1. Queue it: `uv run python scripts/manage_inbox.py queue <id>`
2. Launch `/analyse-article <url>` with the article URL

**Ordering:** Analyse articles from the most recent date first — current news has higher time-sensitivity than backlog. Within the same date, prefer articles with cached text (faster start).

**Parallelisation:** Run analyses **sequentially** (each analysis spawns parallel subagents internally). This avoids context window pressure and makes error recovery simpler.

After each analysis completes:
- Note the verdict summary
- Continue to the next article

After all HIGH articles are analysed, present a batch summary:

```markdown
## Analysis Batch Complete

| # | Title | Verdicts | Completeness |
|---|-------|----------|-------------|
| 1 | ... | 3 supported, 1 partial | 78% |
| 2 | ... | 2 supported, 2 misleading | 65% |

Remaining: N MEDIUM articles pending your selection.
```

### Step 9: Handle MEDIUM Articles (if user responds)

When the user picks MEDIUM articles to analyse:

1. Queue them: `uv run python scripts/manage_inbox.py queue <id> [<id> ...]`
2. For each selected article, launch `/analyse-article <url>`

When the user marks articles as irrelevant/skip:

1. Reject them: `uv run python scripts/manage_inbox.py reject <id> [<id> ...]`
   (This sets inbox status to "rejected", appends URLs to `rejected_urls.txt`, AND writes `state="rejected"` to frettasafn's consumer_state — so future `scan_eu` calls anti-join them out at the SQL level. No further action needed.)

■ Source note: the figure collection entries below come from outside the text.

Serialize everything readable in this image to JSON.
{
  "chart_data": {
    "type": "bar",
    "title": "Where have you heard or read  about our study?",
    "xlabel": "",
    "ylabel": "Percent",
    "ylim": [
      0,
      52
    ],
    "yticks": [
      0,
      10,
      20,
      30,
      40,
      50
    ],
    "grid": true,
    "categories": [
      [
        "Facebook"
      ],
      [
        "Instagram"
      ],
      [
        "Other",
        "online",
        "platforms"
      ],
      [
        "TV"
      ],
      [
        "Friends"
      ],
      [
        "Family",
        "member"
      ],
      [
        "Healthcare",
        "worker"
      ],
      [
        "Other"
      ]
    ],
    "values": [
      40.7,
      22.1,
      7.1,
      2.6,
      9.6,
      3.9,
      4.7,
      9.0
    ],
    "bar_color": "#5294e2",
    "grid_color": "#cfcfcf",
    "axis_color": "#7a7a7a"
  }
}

When articles are neither picked nor rejected, they remain `pending` in the inbox for next session.

## Notes

- **Fréttasafn false positives**: The `scan_eu` tool searches keyword groups (EU general, referendum, accession, EEA/Schengen, fisheries, agriculture). It returns many articles where these keywords only appear in sidebars, tag clouds, or "related articles" sections. Always fetch full text before final classification.
- **Parallel fetching**: Fetch multiple articles in parallel using concurrent MCP calls to speed up Step 5.
- **Date range**: Default 7 days balances thoroughness with speed. For catch-up after a break, use a longer range.
- **Dedup authority**: `consumer_state` is the increasingly-authoritative source after Phase 3 — `scan_eu` anti-joins against it server-side; `register_article_sightings.py` writes through to it; `check_duplicate.py` checks it. The registry is a transitional safety net during the verification period. Don't grep `data/analyses/` directly — call `consumer_state_summary` or use `check_duplicate.py` which checks both paths.
- **Backlog priority**: Articles older than 7 days are flagged as backlog in `manage_inbox.py next` output. They are still analysed — age does not reduce importance, only time-sensitivity.
- **Session efficiency**: A typical session should be: run `/find-articles` → Claude scans, finds 2–4 HIGH articles, analyses them all, presents results + MEDIUM list. User reviews MEDIUM, optionally queues some. Minimal keyboard time.
- **Avoid permission prompts**: Use dedicated tools (Read, Write, Grep, Glob) instead of shell commands for all file I/O. Never use input redirection (`<`), heredocs (`<< EOF`), `cat >`, `echo >`, `wc`, or `grep` on data files — these trigger security prompts that require user interaction. Only use Bash for `uv run python` commands.